Cams How do you choose one?

you could always match ur cam to ur convertor and gearing, rpm range , how u will drive it and where at !
Mmm....manual 4 speed trans. No help in the TC department.

OP, you asked about milling depths. 2 things to consider: pushrod length and intake side milling of the heads. Reports here support that you can go .030" to .040' with a good chance of not having to change out pushrods; . It's just not a 100% guarantee; the parts stack up is on an individual valve/rocker/pushrod/lifter basis. The more you mill, the closer you move to having 1 or more pushrod length issues. Sometimes swapping around rockers can resolve this.
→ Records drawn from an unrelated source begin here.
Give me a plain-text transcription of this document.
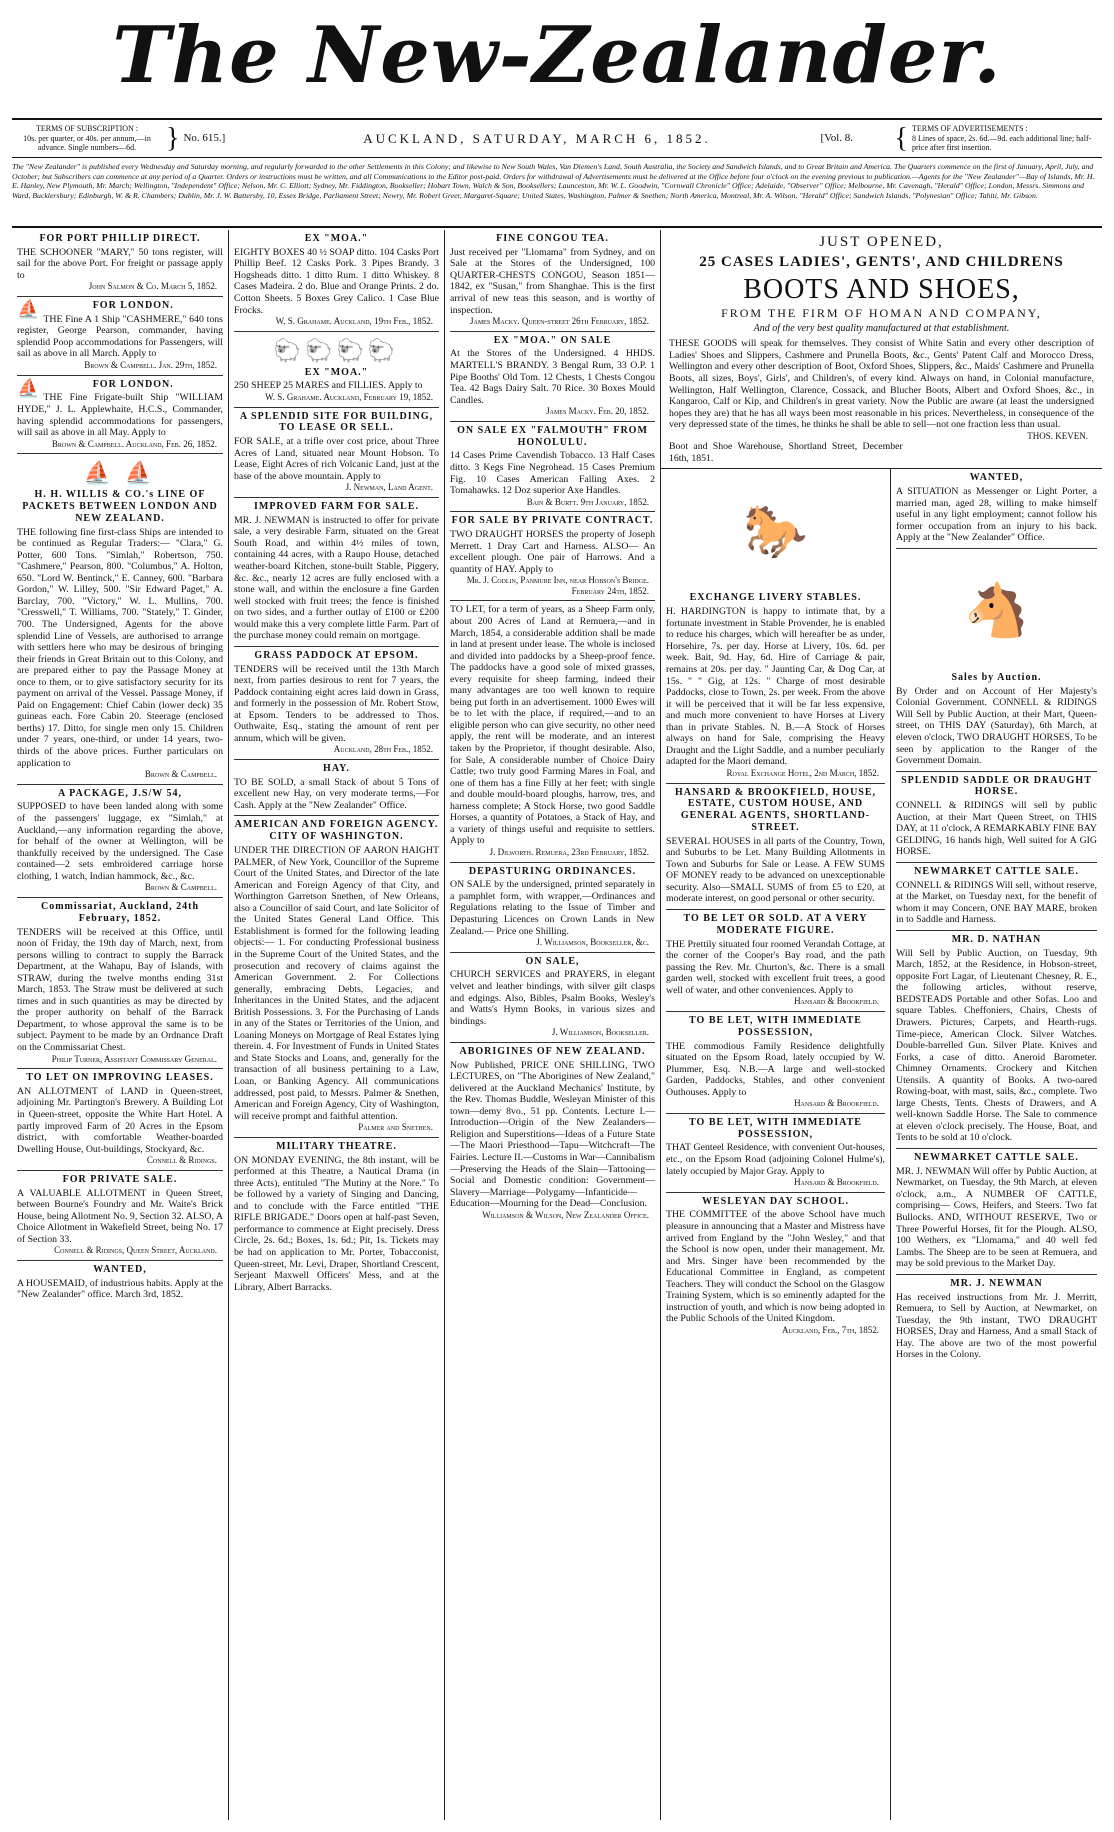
The New-Zealander.
TERMS OF SUBSCRIPTION :
10s. per quarter, or 40s. per annum,—in advance. Single numbers—6d.	} No. 615.]	AUCKLAND, SATURDAY, MARCH 6, 1852.	[Vol. 8.	{ TERMS OF ADVERTISEMENTS :
8 Lines of space, 2s. 6d.—9d. each additional line; half-price after first insertion.
The "New Zealander" is published every Wednesday and Saturday morning, and regularly forwarded to the other Settlements in this Colony; and likewise to New South Wales, Van Diemen's Land, South Australia, the Society and Sandwich Islands, and to Great Britain and America. The Quarters commence on the first of January, April, July, and October; but Subscribers can commence at any period of a Quarter. Orders or instructions must be written, and all Communications to the Editor post-paid. Orders for withdrawal of Advertisements must be delivered at the Office before four o'clock on the evening previous to publication.—Agents for the "New Zealander"—Bay of Islands, Mr. H. E. Hanley, New Plymouth, Mr. March; Wellington, "Independent" Office; Nelson, Mr. C. Elliott; Sydney, Mr. Fiddington, Bookseller; Hobart Town, Walch & Son, Booksellers; Launceston, Mr. W. L. Goodwin, "Cornwall Chronicle" Office; Adelaide, "Observer" Office; Melbourne, Mr. Cavenagh, "Herald" Office; London, Messrs. Simmons and Ward, Bucklersbury; Edinburgh, W. & R. Chambers; Dublin, Mr. J. W. Battersby, 10, Essex Bridge, Parliament Street; Newry, Mr. Robert Greer, Margaret-Square; United States, Washington, Palmer & Snethen; North America, Montreal, Mr. A. Wilson, "Herald" Office; Sandwich Islands, "Polynesian" Office; Tahiti, Mr. Gibson.
FOR PORT PHILLIP DIRECT.
THE SCHOONER "MARY," 50 tons register, will sail for the above Port. For freight or passage apply to
John Salmon & Co. March 5, 1852.
⛵	FOR LONDON.
THE Fine A 1 Ship "CASHMERE," 640 tons register, George Pearson, commander, having splendid Poop accommodations for Passengers, will sail as above in all March. Apply to
Brown & Campbell. Jan. 29th, 1852.
⛵	FOR LONDON.
THE Fine Frigate-built Ship "WILLIAM HYDE," J. L. Applewhaite, H.C.S., Commander, having splendid accommodations for passengers, will sail as above in all May. Apply to
Brown & Campbell. Auckland, Feb. 26, 1852.
⛵ ⛵
H. H. WILLIS & CO.'s LINE OF PACKETS BETWEEN LONDON AND NEW ZEALAND.
THE following fine first-class Ships are intended to be continued as Regular Traders:— "Clara," G. Potter, 600 Tons. "Simlah," Robertson, 750. "Cashmere," Pearson, 800. "Columbus," A. Holton, 650. "Lord W. Bentinck," E. Canney, 600. "Barbara Gordon," W. Lilley, 500. "Sir Edward Paget," A. Barclay, 700. "Victory," W. L. Mullins, 700. "Cresswell," T. Williams, 700. "Stately," T. Ginder, 700. The Undersigned, Agents for the above splendid Line of Vessels, are authorised to arrange with settlers here who may be desirous of bringing their friends in Great Britain out to this Colony, and are prepared either to pay the Passage Money at once to them, or to give satisfactory security for its payment on arrival of the Vessel. Passage Money, if Paid on Engagement: Chief Cabin (lower deck) 35 guineas each. Fore Cabin 20. Steerage (enclosed berths) 17. Ditto, for single men only 15. Children under 7 years, one-third, or under 14 years, two-thirds of the above prices. Further particulars on application to
Brown & Campbell.
A PACKAGE, J.S/W 54,
SUPPOSED to have been landed along with some of the passengers' luggage, ex "Simlah," at Auckland,—any information regarding the above, for behalf of the owner at Wellington, will be thankfully received by the undersigned. The Case contained—2 sets embroidered carriage horse clothing, 1 watch, Indian hammock, &c., &c.
Brown & Campbell.
Commissariat, Auckland, 24th February, 1852.
TENDERS will be received at this Office, until noon of Friday, the 19th day of March, next, from persons willing to contract to supply the Barrack Department, at the Wahapu, Bay of Islands, with STRAW, during the twelve months ending 31st March, 1853. The Straw must be delivered at such times and in such quantities as may be directed by the proper authority on behalf of the Barrack Department, to whose approval the same is to be subject. Payment to be made by an Ordnance Draft on the Commissariat Chest.
Philip Turner, Assistant Commissary General.
TO LET ON IMPROVING LEASES.
AN ALLOTMENT of LAND in Queen-street, adjoining Mr. Partington's Brewery. A Building Lot in Queen-street, opposite the White Hart Hotel. A partly improved Farm of 20 Acres in the Epsom district, with comfortable Weather-boarded Dwelling House, Out-buildings, Stockyard, &c.
Connell & Ridings.
FOR PRIVATE SALE.
A VALUABLE ALLOTMENT in Queen Street, between Bourne's Foundry and Mr. Waite's Brick House, being Allotment No. 9, Section 32. ALSO, A Choice Allotment in Wakefield Street, being No. 17 of Section 33.
Connell & Ridings, Queen Street, Auckland.
WANTED,
A HOUSEMAID, of industrious habits. Apply at the "New Zealander" office. March 3rd, 1852.
EX "MOA."
EIGHTY BOXES 40 ½ SOAP ditto. 104 Casks Port Phillip Beef. 12 Casks Pork. 3 Pipes Brandy. 3 Hogsheads ditto. 1 ditto Rum. 1 ditto Whiskey. 8 Cases Madeira. 2 do. Blue and Orange Prints. 2 do. Cotton Sheets. 5 Boxes Grey Calico. 1 Case Blue Frocks.
W. S. Grahame. Auckland, 19th Feb., 1852.
🐑🐑🐑🐑
EX "MOA."
250 SHEEP 25 MARES and FILLIES. Apply to
W. S. Grahame. Auckland, February 19, 1852.
A SPLENDID SITE FOR BUILDING, TO LEASE OR SELL.
FOR SALE, at a trifle over cost price, about Three Acres of Land, situated near Mount Hobson. To Lease, Eight Acres of rich Volcanic Land, just at the base of the above mountain. Apply to
J. Newman, Land Agent.
IMPROVED FARM FOR SALE.
MR. J. NEWMAN is instructed to offer for private sale, a very desirable Farm, situated on the Great South Road, and within 4½ miles of town, containing 44 acres, with a Raupo House, detached weather-board Kitchen, stone-built Stable, Piggery, &c. &c., nearly 12 acres are fully enclosed with a stone wall, and within the enclosure a fine Garden well stocked with fruit trees; the fence is finished on two sides, and a further outlay of £100 or £200 would make this a very complete little Farm. Part of the purchase money could remain on mortgage.
GRASS PADDOCK AT EPSOM.
TENDERS will be received until the 13th March next, from parties desirous to rent for 7 years, the Paddock containing eight acres laid down in Grass, and formerly in the possession of Mr. Robert Stow, at Epsom. Tenders to be addressed to Thos. Outhwaite, Esq., stating the amount of rent per annum, which will be given.
Auckland, 28th Feb., 1852.
HAY.
TO BE SOLD, a small Stack of about 5 Tons of excellent new Hay, on very moderate terms,—For Cash. Apply at the "New Zealander" Office.
AMERICAN AND FOREIGN AGENCY. CITY OF WASHINGTON.
UNDER THE DIRECTION OF AARON HAIGHT PALMER, of New York, Councillor of the Supreme Court of the United States, and Director of the late American and Foreign Agency of that City, and Worthington Garretson Snethen, of New Orleans, also a Councillor of said Court, and late Solicitor of the United States General Land Office. This Establishment is formed for the following leading objects:— 1. For conducting Professional business in the Supreme Court of the United States, and the prosecution and recovery of claims against the American Government. 2. For Collections generally, embracing Debts, Legacies, and Inheritances in the United States, and the adjacent British Possessions. 3. For the Purchasing of Lands in any of the States or Territories of the Union, and Loaning Moneys on Mortgage of Real Estates lying therein. 4. For Investment of Funds in United States and State Stocks and Loans, and, generally for the transaction of all business pertaining to a Law, Loan, or Banking Agency. All communications addressed, post paid, to Messrs. Palmer & Snethen, American and Foreign Agency, City of Washington, will receive prompt and faithful attention.
Palmer and Snethen.
MILITARY THEATRE.
ON MONDAY EVENING, the 8th instant, will be performed at this Theatre, a Nautical Drama (in three Acts), entituled "The Mutiny at the Nore." To be followed by a variety of Singing and Dancing, and to conclude with the Farce entitled "THE RIFLE BRIGADE." Doors open at half-past Seven, performance to commence at Eight precisely. Dress Circle, 2s. 6d.; Boxes, 1s. 6d.; Pit, 1s. Tickets may be had on application to Mr. Porter, Tobacconist, Queen-street, Mr. Levi, Draper, Shortland Crescent, Serjeant Maxwell Officers' Mess, and at the Library, Albert Barracks.
FINE CONGOU TEA.
Just received per "Llomama" from Sydney, and on Sale at the Stores of the Undersigned, 100 QUARTER-CHESTS CONGOU, Season 1851—1842, ex "Susan," from Shanghae. This is the first arrival of new teas this season, and is worthy of inspection.
James Macky. Queen-street 26th February, 1852.
EX "MOA." ON SALE
At the Stores of the Undersigned. 4 HHDS. MARTELL'S BRANDY. 3 Bengal Rum, 33 O.P. 1 Pipe Booths' Old Tom. 12 Chests, 1 Chests Congou Tea. 42 Bags Dairy Salt. 70 Rice. 30 Boxes Mould Candles.
James Macky. Feb. 20, 1852.
ON SALE EX "FALMOUTH" FROM HONOLULU.
14 Cases Prime Cavendish Tobacco. 13 Half Cases ditto. 3 Kegs Fine Negrohead. 15 Cases Premium Fig. 10 Cases American Falling Axes. 2 Tomahawks. 12 Doz superior Axe Handles.
Bain & Burtt. 9th January, 1852.
FOR SALE BY PRIVATE CONTRACT.
TWO DRAUGHT HORSES the property of Joseph Merrett. 1 Dray Cart and Harness. ALSO— An excellent plough. One pair of Harrows. And a quantity of HAY. Apply to
Mr. J. Codlin, Panmure Inn, near Hobson's Bridge. February 24th, 1852.
TO LET, for a term of years, as a Sheep Farm only, about 200 Acres of Land at Remuera,—and in March, 1854, a considerable addition shall be made in land at present under lease. The whole is inclosed and divided into paddocks by a Sheep-proof fence. The paddocks have a good sole of mixed grasses, every requisite for sheep farming, indeed their many advantages are too well known to require being put forth in an advertisement. 1000 Ewes will be to let with the place, if required,—and to an eligible person who can give security, no other need apply, the rent will be moderate, and an interest taken by the Proprietor, if thought desirable. Also, for Sale, A considerable number of Choice Dairy Cattle; two truly good Farming Mares in Foal, and one of them has a fine Filly at her feet; with single and double mould-board ploughs, harrow, tres, and harness complete; A Stock Horse, two good Saddle Horses, a quantity of Potatoes, a Stack of Hay, and a variety of things useful and requisite to settlers. Apply to
J. Dilworth. Remuera, 23rd February, 1852.
DEPASTURING ORDINANCES.
ON SALE by the undersigned, printed separately in a pamphlet form, with wrapper,—Ordinances and Regulations relating to the Issue of Timber and Depasturing Licences on Crown Lands in New Zealand.— Price one Shilling.
J. Williamson, Bookseller, &c.
ON SALE,
CHURCH SERVICES and PRAYERS, in elegant velvet and leather bindings, with silver gilt clasps and edgings. Also, Bibles, Psalm Books, Wesley's and Watts's Hymn Books, in various sizes and bindings.
J. Williamson, Bookseller.
ABORIGINES OF NEW ZEALAND.
Now Published, PRICE ONE SHILLING, TWO LECTURES, on "The Aborigines of New Zealand," delivered at the Auckland Mechanics' Institute, by the Rev. Thomas Buddle, Wesleyan Minister of this town—demy 8vo., 51 pp. Contents. Lecture I.—Introduction—Origin of the New Zealanders—Religion and Superstitions—Ideas of a Future State—The Maori Priesthood—Tapu—Witchcraft—The Fairies. Lecture II.—Customs in War—Cannibalism—Preserving the Heads of the Slain—Tattooing—Social and Domestic condition: Government—Slavery—Marriage—Polygamy—Infanticide—Education—Mourning for the Dead—Conclusion.
Williamson & Wilson, New Zealander Office.
JUST OPENED,
25 CASES LADIES', GENTS', AND CHILDRENS
BOOTS AND SHOES,
FROM THE FIRM OF HOMAN AND COMPANY,
And of the very best quality manufactured at that establishment.
THESE GOODS will speak for themselves. They consist of White Satin and every other description of Ladies' Shoes and Slippers, Cashmere and Prunella Boots, &c., Gents' Patent Calf and Morocco Dress, Wellington and every other description of Boot, Oxford Shoes, Slippers, &c., Maids' Cashmere and Prunella Boots, all sizes, Boys', Girls', and Children's, of every kind. Always on hand, in Colonial manufacture, Wellington, Half Wellington, Clarence, Cossack, and Blucher Boots, Albert and Oxford Shoes, &c., in Kangaroo, Calf or Kip, and Children's in great variety. Now the Public are aware (at least the undersigned hopes they are) that he has all ways been most reasonable in his prices. Nevertheless, in consequence of the very depressed state of the times, he thinks he shall be able to sell—not one fraction less than usual.
THOS. KEVEN.
Boot and Shoe Warehouse, Shortland Street, December 16th, 1851.
🐎
EXCHANGE LIVERY STABLES.
H. HARDINGTON is happy to intimate that, by a fortunate investment in Stable Provender, he is enabled to reduce his charges, which will hereafter be as under, Horsehire, 7s. per day. Horse at Livery, 10s. 6d. per week. Bait, 9d. Hay, 6d. Hire of Carriage & pair, remains at 20s. per day. " Jaunting Car, & Dog Car, at 15s. " " Gig, at 12s. " Charge of most desirable Paddocks, close to Town, 2s. per week. From the above it will be perceived that it will be far less expensive, and much more convenient to have Horses at Livery than in private Stables. N. B.—A Stock of Horses always on hand for Sale, comprising the Heavy Draught and the Light Saddle, and a number peculiarly adapted for the Maori demand.
Royal Exchange Hotel, 2nd March, 1852.
HANSARD & BROOKFIELD, HOUSE, ESTATE, CUSTOM HOUSE, AND GENERAL AGENTS, SHORTLAND-STREET.
SEVERAL HOUSES in all parts of the Country, Town, and Suburbs to be Let. Many Building Allotments in Town and Suburbs for Sale or Lease. A FEW SUMS OF MONEY ready to be advanced on unexceptionable security. Also—SMALL SUMS of from £5 to £20, at moderate interest, on good personal or other security.
TO BE LET OR SOLD. AT A VERY MODERATE FIGURE.
THE Prettily situated four roomed Verandah Cottage, at the corner of the Cooper's Bay road, and the path passing the Rev. Mr. Churton's, &c. There is a small garden well, stocked with excellent fruit trees, a good well of water, and other conveniences. Apply to
Hansard & Brookfield.
TO BE LET, WITH IMMEDIATE POSSESSION,
THE commodious Family Residence delightfully situated on the Epsom Road, lately occupied by W. Plummer, Esq. N.B.—A large and well-stocked Garden, Paddocks, Stables, and other convenient Outhouses. Apply to
Hansard & Brookfield.
TO BE LET, WITH IMMEDIATE POSSESSION,
THAT Genteel Residence, with convenient Out-houses, etc., on the Epsom Road (adjoining Colonel Hulme's), lately occupied by Major Gray. Apply to
Hansard & Brookfield.
WESLEYAN DAY SCHOOL.
THE COMMITTEE of the above School have much pleasure in announcing that a Master and Mistress have arrived from England by the "John Wesley," and that the School is now open, under their management. Mr. and Mrs. Singer have been recommended by the Educational Committee in England, as competent Teachers. They will conduct the School on the Glasgow Training System, which is so eminently adapted for the instruction of youth, and which is now being adopted in the Public Schools of the United Kingdom.
Auckland, Feb., 7th, 1852.
WANTED,
A SITUATION as Messenger or Light Porter, a married man, aged 28, willing to make himself useful in any light employment; cannot follow his former occupation from an injury to his back. Apply at the "New Zealander" Office.
🐴
Sales by Auction.
By Order and on Account of Her Majesty's Colonial Government. CONNELL & RIDINGS Will Sell by Public Auction, at their Mart, Queen-street, on THIS DAY (Saturday), 6th March, at eleven o'clock, TWO DRAUGHT HORSES, To be seen by application to the Ranger of the Government Domain.
SPLENDID SADDLE OR DRAUGHT HORSE.
CONNELL & RIDINGS will sell by public Auction, at their Mart Queen Street, on THIS DAY, at 11 o'clock, A REMARKABLY FINE BAY GELDING, 16 hands high, Well suited for A GIG HORSE.
NEWMARKET CATTLE SALE.
CONNELL & RIDINGS Will sell, without reserve, at the Market, on Tuesday next, for the benefit of whom it may Concern, ONE BAY MARE, broken in to Saddle and Harness.
MR. D. NATHAN
Will Sell by Public Auction, on Tuesday, 9th March, 1852, at the Residence, in Hobson-street, opposite Fort Lagar, of Lieutenant Chesney, R. E., the following articles, without reserve, BEDSTEADS Portable and other Sofas. Loo and square Tables. Cheffoniers, Chairs, Chests of Drawers. Pictures, Carpets, and Hearth-rugs. Time-piece, American Clock. Silver Watches. Double-barrelled Gun. Silver Plate. Knives and Forks, a case of ditto. Aneroid Barometer. Chimney Ornaments. Crockery and Kitchen Utensils. A quantity of Books. A two-oared Rowing-boat, with mast, sails, &c., complete. Two large Chests, Tents. Chests of Drawers, and A well-known Saddle Horse. The Sale to commence at eleven o'clock precisely. The House, Boat, and Tents to be sold at 10 o'clock.
NEWMARKET CATTLE SALE.
MR. J. NEWMAN Will offer by Public Auction, at Newmarket, on Tuesday, the 9th March, at eleven o'clock, a.m., A NUMBER OF CATTLE, comprising— Cows, Heifers, and Steers. Two fat Bullocks. AND, WITHOUT RESERVE, Two or Three Powerful Horses, fit for the Plough. ALSO, 100 Wethers, ex "Llomama," and 40 well fed Lambs. The Sheep are to be seen at Remuera, and may be sold previous to the Market Day.
MR. J. NEWMAN
Has received instructions from Mr. J. Merritt, Remuera, to Sell by Auction, at Newmarket, on Tuesday, the 9th instant, TWO DRAUGHT HORSES, Dray and Harness, And a small Stack of Hay. The above are two of the most powerful Horses in the Colony.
As you mill the deck surface of the head, you should mill the intake side of the head too, to maintain intake alignment. Mill .001" less off the intake side than the head side in the .030" to .040" range of milling. Deck-only milling has succeeded without intake-side milling for these amounts of deck milling, but it's less of a chance you are taking on a fit problem to do both.

Thinnest head gasket is .028" thick; Mr Gasket 1121G.

Let's mill and see where things end up:
.030": SCR moves from 7.8 to 8.2
.040": SCR moves from 7.8 to 8.35
DCR will move up in the same amount. A half point increase in DCR WILL show up in improved torque, throttle response, etc. So now with that smallest VooDoo cam, installed with 2-4 degrees added cam advance, the DCR is about .4 points higher than stock, both at sea level and at your elevation. It is not yet 'super snappy' but it is overall better and breathing has improved for the mid-upper RPM range to help the top end too. Maybe you can consider a one step larger cam too.

And, there is some more help if you set up and tune the ignition timing better. This can/should be done regardless of camming or milling or anything else. Other threads abound on that topic.

The piston changeout is a complete overhaul; that is a lot bigger bite to take. So not doing that is quite understandable. However, it would get things set up as best as possible. SCR moving up into the high 9's to 10-ish is the result. BIG difference in low-mid RPM torque and driveability! And perhaps the big thing: the cam possibilities open much wider, to include larger cams, and then the high RPM operation extends out too. Now you have more torque everywhere; it'll be more responsive whenever you hit the gas. That's the beauty for a driver, where there are situations where there is no 'optimum gear' available with your manual trans to avoid 'falling off of the torque curve' if the engine is set up around a too narrow RPM range.